TechWeb

Better Data Analysis Meets Customers' Demands

Jun 23, 2002 (08:06 PM EDT)

Read the Original Article at http://www.informationweek.com/news/showArticle.jhtml?articleID=6504372


When it comes to developing a wish list for functionality in customer-relationship management suites, nothing tops data-analysis tools.

Analytics is the fastest-growing part of its business, says Siebel Systems Inc., which holds about two-thirds of the CRM market. A Gartner survey of 97 business and IT professionals in March found that about 55% are either scoping out a CRM analytics implementation or targeting next year for an analytical CRM deployment.

Consider what Oracle is promising as part of the next iteration of its Daily Business Intelligence software, due out in the next 18 months. The tool will let managers segment business performance by role, geography, and line of business, says Lisa Arthur, VP of CRM product marketing at Oracle. A manager can see a slump in contract renewals, then do something about it by checking which salespeople have clients with contracts up for renewal.

Another reason is that CRM has been pretty weak when it comes to analytical tools. CRM analytics today are really nothing more than report templates, says Rod Johnson, VP of customer-management strategies at AMR Research.

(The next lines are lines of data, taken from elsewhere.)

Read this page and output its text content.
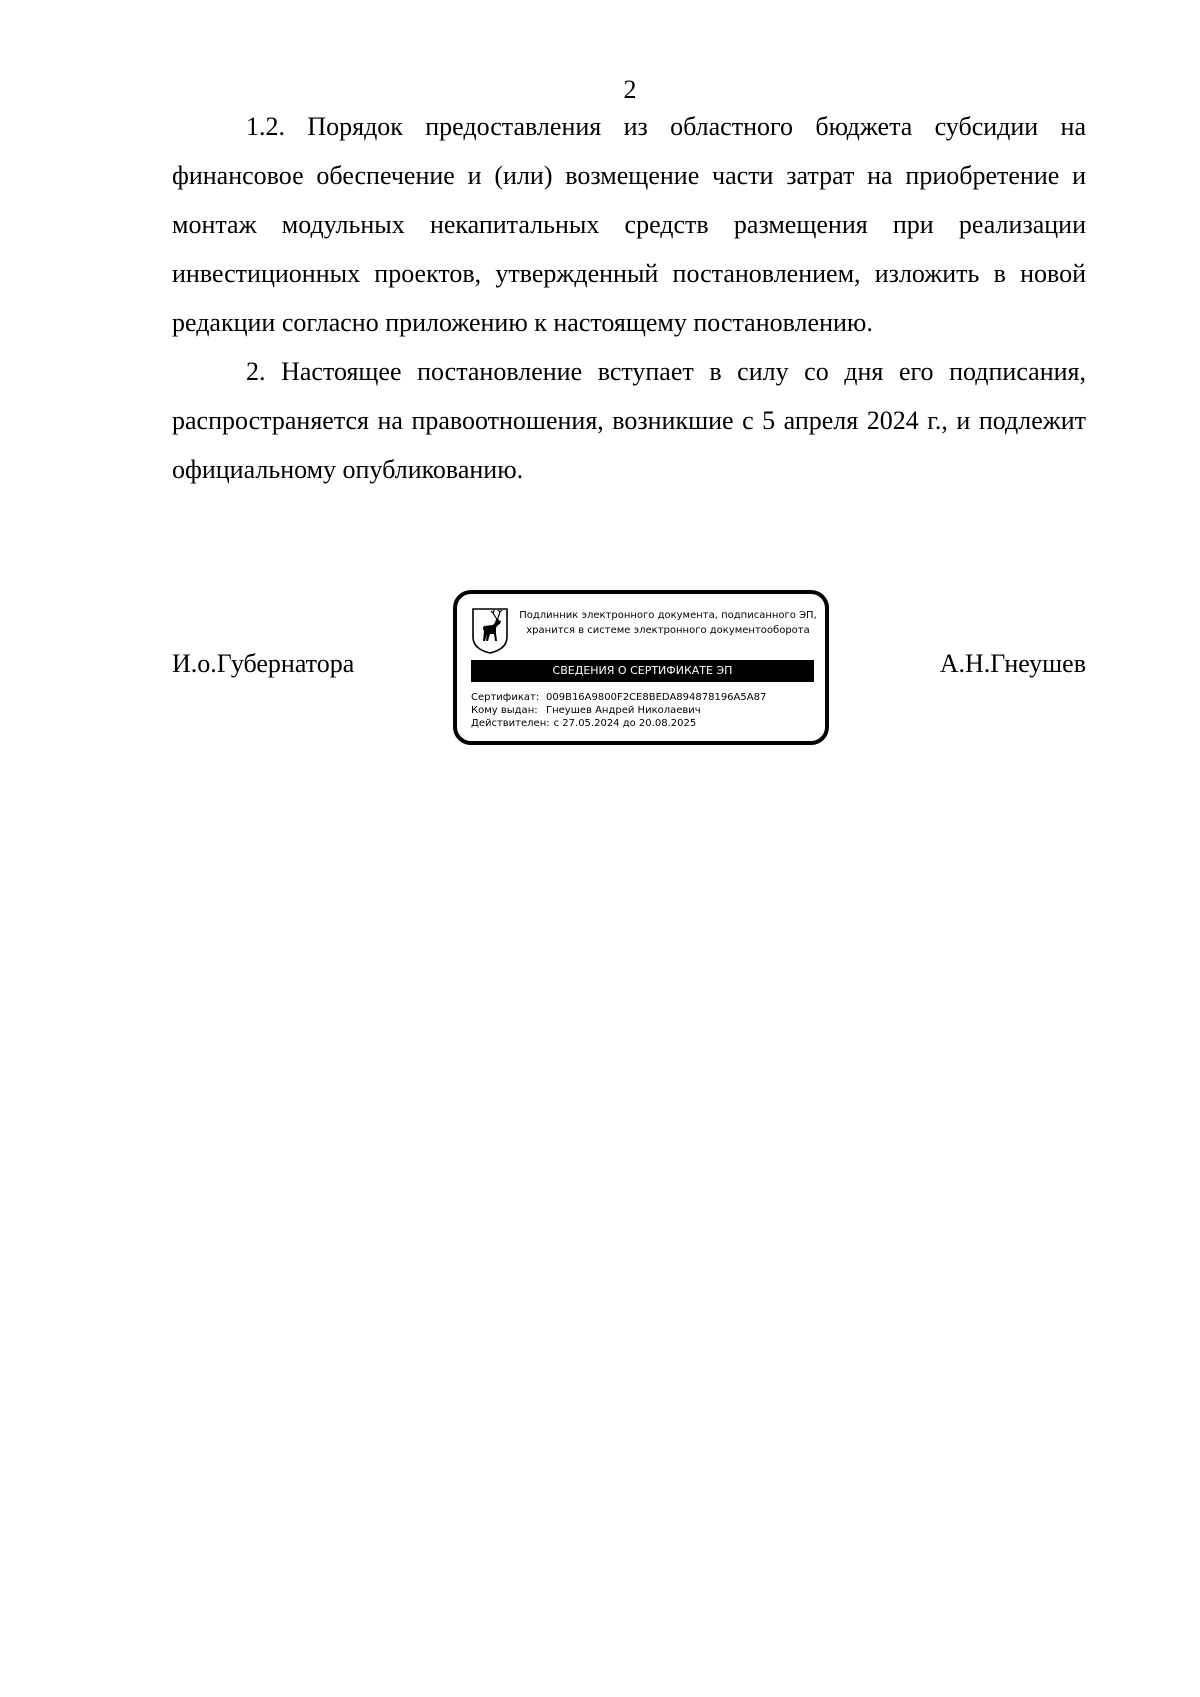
2

1.2. Порядок предоставления из областного бюджета субсидии на финансовое обеспечение и (или) возмещение части затрат на приобретение и монтаж модульных некапитальных средств размещения при реализации инвестиционных проектов, утвержденный постановлением, изложить в новой редакции согласно приложению к настоящему постановлению.

2. Настоящее постановление вступает в силу со дня его подписания, распространяется на правоотношения, возникшие с 5 апреля 2024 г., и подлежит официальному опубликованию.

И.о.Губернатора
Подлинник электронного документа, подписанного ЭП,
хранится в системе электронного документооборота
СВЕДЕНИЯ О СЕРТИФИКАТЕ ЭП
Сертификат: 009B16A9800F2CE8BEDA894878196A5A87
Кому выдан: Гнеушев Андрей Николаевич
Действителен: с 27.05.2024 до 20.08.2025
А.Н.Гнеушев
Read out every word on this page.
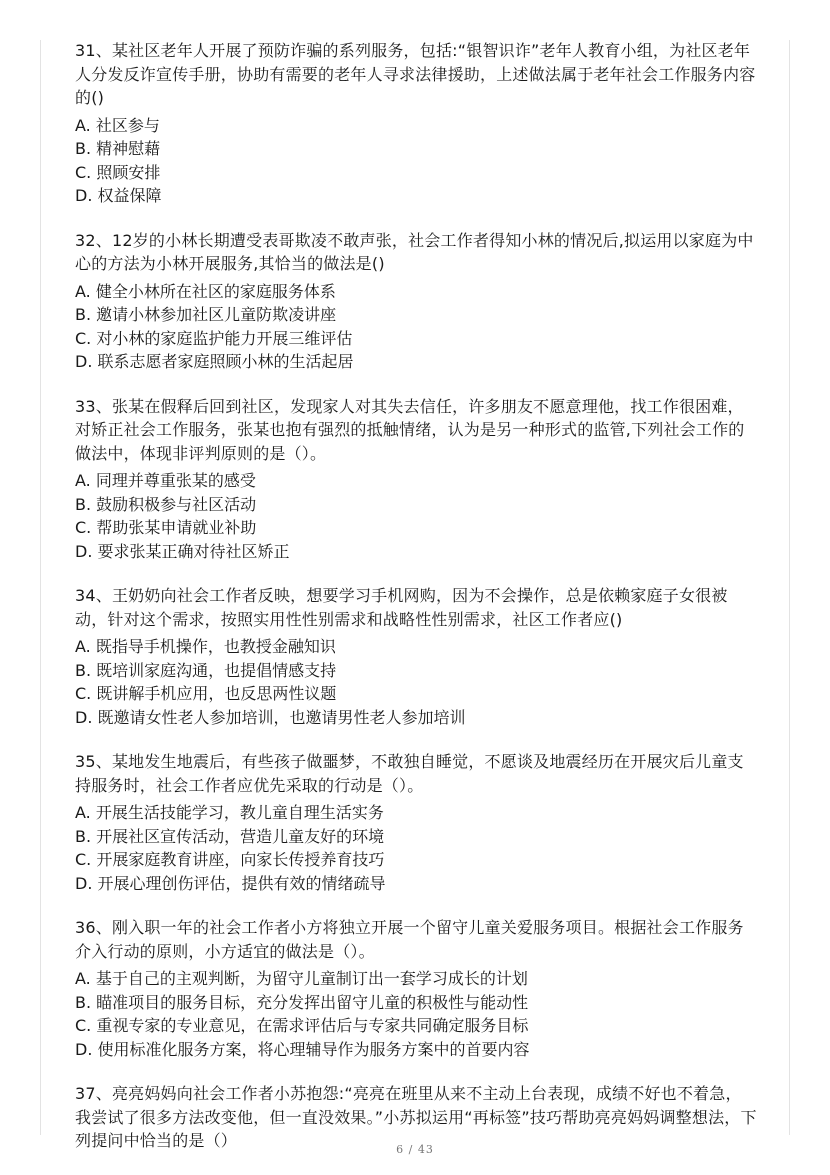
31、某社区老年人开展了预防诈骗的系列服务，包括:“银智识诈”老年人教育小组，为社区老年人分发反诈宣传手册，协助有需要的老年人寻求法律援助，上述做法属于老年社会工作服务内容的()

A. 社区参与

B. 精神慰藉

C. 照顾安排

D. 权益保障

32、12岁的小林长期遭受表哥欺凌不敢声张，社会工作者得知小林的情况后,拟运用以家庭为中心的方法为小林开展服务,其恰当的做法是()

A. 健全小林所在社区的家庭服务体系

B. 邀请小林参加社区儿童防欺凌讲座

C. 对小林的家庭监护能力开展三维评估

D. 联系志愿者家庭照顾小林的生活起居

33、张某在假释后回到社区，发现家人对其失去信任，许多朋友不愿意理他，找工作很困难，对矫正社会工作服务，张某也抱有强烈的抵触情绪，认为是另一种形式的监管,下列社会工作的做法中，体现非评判原则的是（）。

A. 同理并尊重张某的感受

B. 鼓励积极参与社区活动

C. 帮助张某申请就业补助

D. 要求张某正确对待社区矫正

34、王奶奶向社会工作者反映，想要学习手机网购，因为不会操作，总是依赖家庭子女很被动，针对这个需求，按照实用性性别需求和战略性性别需求，社区工作者应()

A. 既指导手机操作，也教授金融知识

B. 既培训家庭沟通，也提倡情感支持

C. 既讲解手机应用，也反思两性议题

D. 既邀请女性老人参加培训，也邀请男性老人参加培训

35、某地发生地震后，有些孩子做噩梦，不敢独自睡觉，不愿谈及地震经历在开展灾后儿童支持服务时，社会工作者应优先采取的行动是（）。

A. 开展生活技能学习，教儿童自理生活实务

B. 开展社区宣传活动，营造儿童友好的环境

C. 开展家庭教育讲座，向家长传授养育技巧

D. 开展心理创伤评估，提供有效的情绪疏导

36、刚入职一年的社会工作者小方将独立开展一个留守儿童关爱服务项目。根据社会工作服务介入行动的原则，小方适宜的做法是（）。

A. 基于自己的主观判断，为留守儿童制订出一套学习成长的计划

B. 瞄准项目的服务目标，充分发挥出留守儿童的积极性与能动性

C. 重视专家的专业意见，在需求评估后与专家共同确定服务目标

D. 使用标准化服务方案，将心理辅导作为服务方案中的首要内容

37、亮亮妈妈向社会工作者小苏抱怨:“亮亮在班里从来不主动上台表现，成绩不好也不着急，我尝试了很多方法改变他，但一直没效果。”小苏拟运用“再标签”技巧帮助亮亮妈妈调整想法，下列提问中恰当的是（）	6 / 43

This summer, Siebel plans to introduce analytical functionality within its Siebel 7.5 release. Siebel says it will offer enhanced analytics, which it picked up in the acquisition of software vendor nQuire last year. The enhancements will let executives, sales managers, and marketing coordinators view metrics in real time. The analytics application can pull data from legacy systems and outside data stores.

Business-intelligence software vendors also are extending their reach into the CRM realm. Business Objects, Cognos, Hyperion, and SAS Institute market CRM-specific analysis software. Informatica and NCR also market CRM analysis tools, some targeting the telecommunications and retail markets, that run with their data-warehouse products.

Phi Data Corp., a Dutch company that supplies bar-code-based identification systems for inventory management, is hoping better analysis leads directly to higher sales. It recently deployed iBaan CRM. General manager Koos Boer says that by collecting customer data and analyzing past purchases, the company can anticipate which configurations a customer might want. That will let salespeople make a more convincing pitch that it's time to upgrade inventory-management systems.